In this study, Robert Schneider’s team from the Institute of Functional Epigenetics (IFE) at Helmholtz Zentrum München and LMU looked at two novel modifications, propionylation and butyrylation (i.e. the addition of propionyl and butyryl groups to the histone proteins). The researchers found that propionyl and butyryl groups can be present on histone H3, specifically at lysine residue 14 (H3K14).
Propionate and butyrate are products of fatty acid metabolism
According to the study, these modifications specifically mark highly expressed genes and their presence changes upon metabolic alterations, for example upon fasting. The researchers also showed that histone propionylation can drive transcription in the test tube (in vitro) suggesting it is a stimulatory mark capable of causing genes to be expressed when it is present.
“Interestingly, propionate and butyrate are products of fatty acid metabolism” explains Robert Schneider. “This means that these histone modifications might be a way through which the metabolic state of the cell is linked to chromatin architecture.”

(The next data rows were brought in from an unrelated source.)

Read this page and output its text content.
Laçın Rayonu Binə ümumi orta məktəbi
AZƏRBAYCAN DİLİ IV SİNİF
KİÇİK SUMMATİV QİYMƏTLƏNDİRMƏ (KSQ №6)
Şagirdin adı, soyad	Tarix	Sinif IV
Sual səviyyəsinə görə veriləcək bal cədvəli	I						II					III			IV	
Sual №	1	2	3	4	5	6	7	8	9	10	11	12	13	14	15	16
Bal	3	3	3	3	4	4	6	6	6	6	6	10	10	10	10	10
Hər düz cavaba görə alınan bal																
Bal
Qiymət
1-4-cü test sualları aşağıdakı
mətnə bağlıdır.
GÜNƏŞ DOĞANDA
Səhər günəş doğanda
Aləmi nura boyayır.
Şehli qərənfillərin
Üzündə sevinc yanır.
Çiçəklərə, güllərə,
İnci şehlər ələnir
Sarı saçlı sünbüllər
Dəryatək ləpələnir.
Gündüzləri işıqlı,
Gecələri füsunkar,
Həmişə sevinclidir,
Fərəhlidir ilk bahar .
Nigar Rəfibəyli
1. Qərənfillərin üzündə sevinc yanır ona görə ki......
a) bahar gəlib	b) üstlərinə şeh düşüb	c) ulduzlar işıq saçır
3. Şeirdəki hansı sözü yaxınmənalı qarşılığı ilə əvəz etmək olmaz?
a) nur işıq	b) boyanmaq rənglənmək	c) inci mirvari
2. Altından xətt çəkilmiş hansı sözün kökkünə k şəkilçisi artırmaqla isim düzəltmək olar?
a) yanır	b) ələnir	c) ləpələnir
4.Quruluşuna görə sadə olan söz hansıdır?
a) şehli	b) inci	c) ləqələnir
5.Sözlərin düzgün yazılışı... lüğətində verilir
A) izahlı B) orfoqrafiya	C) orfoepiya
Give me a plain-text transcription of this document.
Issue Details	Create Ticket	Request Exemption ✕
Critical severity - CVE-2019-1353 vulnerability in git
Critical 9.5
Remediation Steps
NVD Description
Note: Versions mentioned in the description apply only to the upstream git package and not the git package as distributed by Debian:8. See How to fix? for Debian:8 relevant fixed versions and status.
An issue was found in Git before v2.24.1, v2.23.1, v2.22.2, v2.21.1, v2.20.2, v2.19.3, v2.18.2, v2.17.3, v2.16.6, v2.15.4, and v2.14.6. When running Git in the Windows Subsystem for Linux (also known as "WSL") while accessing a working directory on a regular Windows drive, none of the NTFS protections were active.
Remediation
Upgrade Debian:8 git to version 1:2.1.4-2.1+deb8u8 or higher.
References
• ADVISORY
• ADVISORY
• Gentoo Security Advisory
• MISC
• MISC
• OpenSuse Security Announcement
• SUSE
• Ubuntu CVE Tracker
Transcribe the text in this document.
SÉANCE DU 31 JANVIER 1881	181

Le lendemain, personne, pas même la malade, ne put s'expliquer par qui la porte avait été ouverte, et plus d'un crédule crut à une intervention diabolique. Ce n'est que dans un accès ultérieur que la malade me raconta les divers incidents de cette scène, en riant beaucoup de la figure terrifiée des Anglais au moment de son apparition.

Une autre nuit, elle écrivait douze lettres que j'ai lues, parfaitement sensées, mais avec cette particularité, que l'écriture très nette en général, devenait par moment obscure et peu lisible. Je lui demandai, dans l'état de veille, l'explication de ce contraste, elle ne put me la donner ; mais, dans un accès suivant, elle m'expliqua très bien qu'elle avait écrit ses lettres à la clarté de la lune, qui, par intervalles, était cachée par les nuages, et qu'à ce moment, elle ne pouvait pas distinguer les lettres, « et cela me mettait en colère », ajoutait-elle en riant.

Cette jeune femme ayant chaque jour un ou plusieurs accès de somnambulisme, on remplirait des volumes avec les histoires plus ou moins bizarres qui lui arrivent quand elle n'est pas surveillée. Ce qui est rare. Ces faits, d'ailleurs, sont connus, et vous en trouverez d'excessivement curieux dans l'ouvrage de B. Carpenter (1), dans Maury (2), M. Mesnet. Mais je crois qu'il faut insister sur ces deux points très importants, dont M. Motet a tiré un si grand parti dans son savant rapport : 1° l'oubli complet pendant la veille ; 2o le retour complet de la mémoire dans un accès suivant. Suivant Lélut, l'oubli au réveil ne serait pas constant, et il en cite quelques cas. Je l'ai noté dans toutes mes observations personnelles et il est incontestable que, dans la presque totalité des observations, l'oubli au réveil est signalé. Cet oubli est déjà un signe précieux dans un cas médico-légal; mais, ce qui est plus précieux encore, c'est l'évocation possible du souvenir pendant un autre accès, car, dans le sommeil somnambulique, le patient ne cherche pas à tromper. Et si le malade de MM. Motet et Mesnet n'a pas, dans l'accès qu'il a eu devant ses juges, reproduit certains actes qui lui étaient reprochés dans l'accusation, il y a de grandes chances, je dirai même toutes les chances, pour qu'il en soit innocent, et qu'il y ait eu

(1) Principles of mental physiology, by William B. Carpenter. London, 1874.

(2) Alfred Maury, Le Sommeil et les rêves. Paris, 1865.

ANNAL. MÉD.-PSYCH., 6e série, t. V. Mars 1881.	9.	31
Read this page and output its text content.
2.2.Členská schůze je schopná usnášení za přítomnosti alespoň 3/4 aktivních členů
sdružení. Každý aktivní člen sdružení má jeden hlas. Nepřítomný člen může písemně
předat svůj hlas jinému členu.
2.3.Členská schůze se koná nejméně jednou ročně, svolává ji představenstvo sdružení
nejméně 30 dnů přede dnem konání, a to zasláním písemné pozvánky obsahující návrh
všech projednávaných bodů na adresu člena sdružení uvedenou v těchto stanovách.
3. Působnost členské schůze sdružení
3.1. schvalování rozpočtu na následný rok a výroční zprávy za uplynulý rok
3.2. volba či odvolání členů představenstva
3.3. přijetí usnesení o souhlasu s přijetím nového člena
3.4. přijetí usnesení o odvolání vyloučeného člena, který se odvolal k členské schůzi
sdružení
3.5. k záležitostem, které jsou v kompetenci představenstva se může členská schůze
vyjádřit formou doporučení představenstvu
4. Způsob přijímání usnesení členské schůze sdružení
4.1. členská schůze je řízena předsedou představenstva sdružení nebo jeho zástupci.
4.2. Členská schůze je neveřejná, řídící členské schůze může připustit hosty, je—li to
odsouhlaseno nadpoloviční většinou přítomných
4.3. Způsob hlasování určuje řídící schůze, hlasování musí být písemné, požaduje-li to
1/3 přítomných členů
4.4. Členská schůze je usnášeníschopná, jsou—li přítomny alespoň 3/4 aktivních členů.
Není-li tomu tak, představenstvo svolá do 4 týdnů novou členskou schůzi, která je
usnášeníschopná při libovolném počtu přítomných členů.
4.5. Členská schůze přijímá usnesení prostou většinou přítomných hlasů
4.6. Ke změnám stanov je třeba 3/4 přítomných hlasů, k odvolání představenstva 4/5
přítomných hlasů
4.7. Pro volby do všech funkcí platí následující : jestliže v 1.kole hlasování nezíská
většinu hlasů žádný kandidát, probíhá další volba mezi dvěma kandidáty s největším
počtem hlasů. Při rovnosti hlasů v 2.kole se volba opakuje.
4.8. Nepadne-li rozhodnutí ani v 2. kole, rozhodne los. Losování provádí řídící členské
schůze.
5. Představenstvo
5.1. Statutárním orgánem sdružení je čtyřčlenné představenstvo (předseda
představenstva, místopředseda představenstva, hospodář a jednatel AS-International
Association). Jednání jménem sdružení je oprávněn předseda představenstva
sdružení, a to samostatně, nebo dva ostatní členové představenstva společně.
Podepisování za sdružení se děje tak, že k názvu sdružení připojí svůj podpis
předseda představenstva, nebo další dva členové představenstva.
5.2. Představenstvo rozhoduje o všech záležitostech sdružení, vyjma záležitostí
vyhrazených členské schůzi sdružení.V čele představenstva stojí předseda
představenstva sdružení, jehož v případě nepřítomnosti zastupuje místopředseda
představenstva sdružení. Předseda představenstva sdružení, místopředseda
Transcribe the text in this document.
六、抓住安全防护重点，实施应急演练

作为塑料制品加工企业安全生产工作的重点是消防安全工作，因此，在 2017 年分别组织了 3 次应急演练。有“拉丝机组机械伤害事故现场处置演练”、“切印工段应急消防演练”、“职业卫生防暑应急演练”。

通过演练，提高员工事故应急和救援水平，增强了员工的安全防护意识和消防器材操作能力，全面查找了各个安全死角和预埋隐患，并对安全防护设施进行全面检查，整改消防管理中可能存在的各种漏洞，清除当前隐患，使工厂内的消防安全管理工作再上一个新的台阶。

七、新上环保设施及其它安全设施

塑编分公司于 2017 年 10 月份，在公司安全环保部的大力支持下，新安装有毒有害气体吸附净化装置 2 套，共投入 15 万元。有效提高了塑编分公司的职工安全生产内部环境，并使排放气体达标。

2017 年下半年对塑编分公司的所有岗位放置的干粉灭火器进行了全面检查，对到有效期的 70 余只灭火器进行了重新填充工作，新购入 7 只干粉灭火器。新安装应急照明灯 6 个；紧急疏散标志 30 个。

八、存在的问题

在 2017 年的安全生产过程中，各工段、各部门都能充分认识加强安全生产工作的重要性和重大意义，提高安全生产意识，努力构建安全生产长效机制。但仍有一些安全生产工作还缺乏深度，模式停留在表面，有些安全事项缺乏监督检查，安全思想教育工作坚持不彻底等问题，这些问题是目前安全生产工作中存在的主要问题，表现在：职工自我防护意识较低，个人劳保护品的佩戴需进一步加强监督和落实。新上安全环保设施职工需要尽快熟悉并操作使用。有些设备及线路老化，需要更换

One way in which histone modifications elicit biological responses is by being recognised by specific proteins, so-called “readers”. Using a combination of pulldown assays and mass spectrometry, the team identified the specific reader proteins for these novel marks. The addition of these marks in response to fatty acid metabolism and binding of the reader proteins changes the signature of chromatin and thus it’s functional state. “These results are especially significant with regard to metabolic diseases, like diabetes and obesity” said Schneider. “Our aim now is to study the role of these new gene switches in disease models.”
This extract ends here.